Lake Murray water levels are at 357.69 and surface temperatures have shot into the low to mid-70s – in a little over a week water temperatures jumped almost 10 degrees.  The lake has more color than usual and even in the usually very clear lower lake visibility is only a few feet.

Lake Murray is a popular bass fishing destination when the blueback herring are spawning, and results from the CATT tournament last weekend show why.  Out of twenty-five boats seven teams weighed in 20 pounds or more, and a sack that averaged 3 pounds per fish wasn’t enough to finish in the top half.  The tournament winners – and the spring points winners after this double-points tournament – were Dave Franklin and Clay Riddle who weighed in an impressive 23.23 pound bag.

Clay Riddle and Dave Franklin with their winning bag
Clay Riddle and Dave Franklin with their winning bag

Captain Doug Lown says that the combination of erratically rising spring temperatures and significant color in the water have dragged out the spawn this year.  There are still a decent number of fish spawning, and in a recent tournament the winners weighed a couple of big fish that came off the bed.  There are also certainly some fish still pre-spawn, in addition to a large number of post-spawn bass.

As is typical on Lake Murray in late April and May, however, bass fishermen are thinking less about the bass spawn and more about the blueback herring spawn.  For a couple of weeks now the bass have been focused on bait, and most of the fish that aren’t locked onto a bed right now seem to be keying on bluebacks.  The herring spawn is scattered and somewhat spot specific – they aren’t everywhere – but early in the morning the best fishing is around shallow points.  Topwater lures, flukes and even baits that bump the bottom will catch fish when the bass are up shallow feeding, but Doug notes that after people have been messing with bass up shallow around bluebacks for a couple of weeks they have a tendency to get a bit more finicky.
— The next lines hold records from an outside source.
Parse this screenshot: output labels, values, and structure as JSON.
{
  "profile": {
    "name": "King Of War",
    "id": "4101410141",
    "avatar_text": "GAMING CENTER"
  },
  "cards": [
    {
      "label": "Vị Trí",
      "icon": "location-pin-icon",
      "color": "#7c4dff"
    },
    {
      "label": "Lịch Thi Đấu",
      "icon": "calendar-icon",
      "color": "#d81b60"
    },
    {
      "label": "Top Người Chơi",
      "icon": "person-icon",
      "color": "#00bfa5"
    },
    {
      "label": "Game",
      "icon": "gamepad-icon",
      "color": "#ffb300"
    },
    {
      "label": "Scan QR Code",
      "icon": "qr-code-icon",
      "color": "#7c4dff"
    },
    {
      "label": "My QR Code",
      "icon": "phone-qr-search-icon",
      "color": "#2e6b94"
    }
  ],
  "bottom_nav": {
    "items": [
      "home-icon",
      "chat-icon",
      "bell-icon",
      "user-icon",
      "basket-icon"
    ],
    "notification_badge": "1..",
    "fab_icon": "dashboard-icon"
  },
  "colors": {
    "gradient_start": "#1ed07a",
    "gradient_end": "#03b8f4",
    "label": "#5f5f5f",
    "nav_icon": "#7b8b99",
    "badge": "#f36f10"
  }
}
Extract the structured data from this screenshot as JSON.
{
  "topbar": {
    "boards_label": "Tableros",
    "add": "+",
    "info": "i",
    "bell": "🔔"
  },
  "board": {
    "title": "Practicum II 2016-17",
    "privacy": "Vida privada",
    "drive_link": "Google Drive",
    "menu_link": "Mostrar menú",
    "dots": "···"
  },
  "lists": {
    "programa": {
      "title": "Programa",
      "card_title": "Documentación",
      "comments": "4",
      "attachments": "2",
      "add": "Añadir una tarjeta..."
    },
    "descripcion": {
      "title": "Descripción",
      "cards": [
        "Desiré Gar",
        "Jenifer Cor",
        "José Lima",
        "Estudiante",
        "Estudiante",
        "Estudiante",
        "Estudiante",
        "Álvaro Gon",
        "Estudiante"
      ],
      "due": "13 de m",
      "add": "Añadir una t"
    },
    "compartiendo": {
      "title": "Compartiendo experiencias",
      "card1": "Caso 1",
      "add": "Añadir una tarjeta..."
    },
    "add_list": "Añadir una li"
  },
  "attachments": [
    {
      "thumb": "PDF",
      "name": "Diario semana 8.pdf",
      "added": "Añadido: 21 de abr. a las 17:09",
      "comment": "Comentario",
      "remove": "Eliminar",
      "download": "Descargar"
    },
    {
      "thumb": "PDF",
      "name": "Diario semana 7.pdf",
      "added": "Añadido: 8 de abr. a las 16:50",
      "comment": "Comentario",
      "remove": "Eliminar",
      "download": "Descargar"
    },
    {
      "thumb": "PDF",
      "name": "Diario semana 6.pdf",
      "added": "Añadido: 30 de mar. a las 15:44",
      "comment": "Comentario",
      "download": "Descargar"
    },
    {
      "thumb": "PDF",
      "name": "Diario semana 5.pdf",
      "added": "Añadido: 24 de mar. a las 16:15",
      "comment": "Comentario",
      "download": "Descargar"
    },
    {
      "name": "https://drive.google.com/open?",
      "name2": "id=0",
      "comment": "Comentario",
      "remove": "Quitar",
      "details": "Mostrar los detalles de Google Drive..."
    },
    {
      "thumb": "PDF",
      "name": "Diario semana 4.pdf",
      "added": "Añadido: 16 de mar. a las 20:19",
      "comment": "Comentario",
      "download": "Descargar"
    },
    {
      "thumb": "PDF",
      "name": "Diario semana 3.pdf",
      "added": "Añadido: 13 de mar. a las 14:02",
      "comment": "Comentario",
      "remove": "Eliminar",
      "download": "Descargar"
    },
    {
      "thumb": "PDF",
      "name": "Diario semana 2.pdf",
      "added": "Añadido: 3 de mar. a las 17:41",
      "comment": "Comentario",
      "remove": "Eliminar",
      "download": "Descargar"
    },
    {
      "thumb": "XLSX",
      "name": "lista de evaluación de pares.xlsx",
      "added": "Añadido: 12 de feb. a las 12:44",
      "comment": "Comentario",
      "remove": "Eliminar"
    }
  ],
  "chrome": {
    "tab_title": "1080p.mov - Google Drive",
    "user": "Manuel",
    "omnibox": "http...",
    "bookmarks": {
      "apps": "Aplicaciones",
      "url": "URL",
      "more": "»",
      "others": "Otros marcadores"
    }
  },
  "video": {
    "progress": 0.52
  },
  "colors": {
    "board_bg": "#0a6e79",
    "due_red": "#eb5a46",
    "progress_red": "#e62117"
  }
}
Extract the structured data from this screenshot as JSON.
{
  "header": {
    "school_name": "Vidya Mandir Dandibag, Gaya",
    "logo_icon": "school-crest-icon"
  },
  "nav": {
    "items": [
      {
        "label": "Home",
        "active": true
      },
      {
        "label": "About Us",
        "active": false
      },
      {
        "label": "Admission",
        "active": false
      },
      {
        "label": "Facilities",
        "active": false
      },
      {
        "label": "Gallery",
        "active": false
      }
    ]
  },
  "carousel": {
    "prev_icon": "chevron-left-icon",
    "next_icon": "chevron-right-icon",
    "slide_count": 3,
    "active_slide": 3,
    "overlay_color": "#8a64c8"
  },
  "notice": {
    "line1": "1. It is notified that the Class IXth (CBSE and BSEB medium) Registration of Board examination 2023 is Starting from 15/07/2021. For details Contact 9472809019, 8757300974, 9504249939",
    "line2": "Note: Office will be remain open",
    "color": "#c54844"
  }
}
When there is wind the fish may stay shallow all day, but generally catching bass gets a little harder after about 10:00.  The fish don’t generally leave the area and backing off to the deeper parts of the points and fishing in 6-10 feet with Carolina rigs and shakey heads is a decent pattern.  You can probably also pick a few fish flipping docks.

Striped bass are doing some of the same things as the largemouth, and Lake World (803-957-6548) advises that most of the best striper action is shallow around points.  Early in the morning striper fishermen can catch fish throwing surface plugs such as pencil poppers off of points and generally fishing like the bass guys, and they can also catch fish pulling free lines and planer boards with live herring in the same areas.  Although some fish have been caught out to 30 feet, most of the fish are in 10 feet or less.  Fishing cut bait in 3-20 feet has also been productive.